Une épice "interdite" ? En France, les chefs pâtissiers en font souvent usage, mais dans d'autres nations, elle est banie…
Imaginez un instant une semoule au lait sans vanille, des spéculoos sans cannelle, ou encore une pumpkin pie sans muscade. Les épices jouent un rôle crucial en pâtisserie, apportant non seulement saveur mais aussi caractère et originalité. Elles permettent aux gâteaux et entremets d'avoir une profondeur de goût, tout en reflétant le style unique de chaque pâtissier.
Le défi avec les épices réside dans leur dosage. Si elles sont trop discrètes, leur présence est imperceptible ; si elles dominent, elles gênent le palais. Trouver la balance parfaite est essentiel pour éviter de compromettre l'harmonie des saveurs. Mais cette prudence ne s'explique pas uniquement par des raisons gustatives.
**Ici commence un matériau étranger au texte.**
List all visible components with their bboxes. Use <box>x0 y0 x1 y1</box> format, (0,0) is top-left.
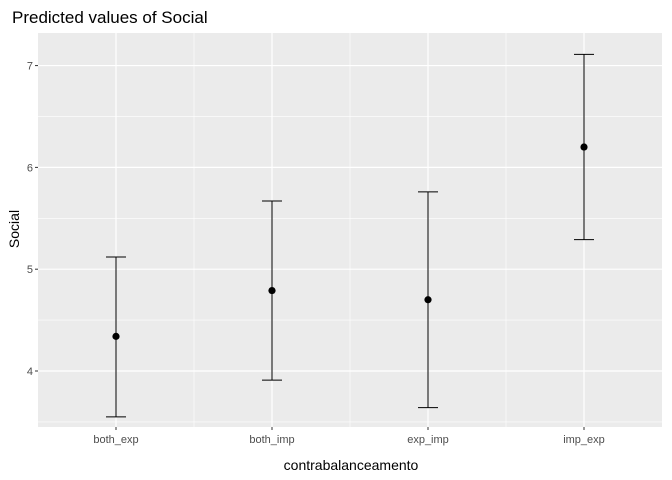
x-tick-label: exp_imp <box>407 434 449 446</box>
y-axis-ticks: 4 5 6 7 <box>27 61 38 378</box>
x-tick-label: both_imp <box>249 434 294 446</box>
data-points <box>112 143 588 340</box>
y-tick-label: 4 <box>27 366 33 378</box>
x-axis-ticks: both_exp both_imp exp_imp imp_exp <box>93 427 605 446</box>
data-point <box>112 332 120 340</box>
data-point <box>268 286 276 295</box>
minor-gridlines <box>38 33 662 427</box>
y-axis-title: Social <box>6 210 22 248</box>
x-tick-label: imp_exp <box>563 434 605 446</box>
x-axis-title: contrabalanceamento <box>284 457 419 473</box>
x-tick-label: both_exp <box>93 434 138 446</box>
data-point <box>580 143 588 151</box>
chart-title: Predicted values of Social <box>12 8 208 27</box>
data-point <box>424 296 432 304</box>
y-tick-label: 7 <box>27 61 33 73</box>
y-tick-label: 6 <box>27 162 33 174</box>
y-tick-label: 5 <box>27 264 33 276</box>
Certaines épices contiennent des composants biologiquement actifs qui peuvent, en excès, nuire à la santé.
L'une de ces épices est la fève tonka, critiquée en raison de sa forte concentration en coumarine. Cette molécule, au parfum de foin fraîchement coupé, pourrait entraîner des effets néfastes sur le foie si elle est consommée de manière excessive ou régulière. En 2008, l'EFSA (European Food Safety Authority) a fixé une limite de 0,1 mg de coumarine par kilogramme de poids corporel.
La FDA (Food and Drug Administration) des États-Unis a même stipulé que les aliments contenant de la coumarine, que ce soit naturellement via les fèves tonka ou comme extrait, sont considérés comme frelatés. En Belgique, une réglementation permet uniquement son utilisation sous forme d'arôme alimentaire.
Doit-on pour autant renoncer à une mousse au chocolat ou une crème brûlée parfumée à la fève tonka ? Avec un taux de coumarine variant entre 1 et 3 % (environ 54 mg pour une fève d'1,8 g), ce n'est pas à ce rythme que l'on atteindrait des niveaux préoccupants en dégustant ces plats. Les pâtissiers évitent de râper la fève entièrement, tant son goût est puissant. De plus, il est rare de consommer un fondant seul, et encore moins chaque jour. Paracelse nous rappelait que "c'est la dose qui fait le poison" ; cette maxime s'applique aussi aux épices.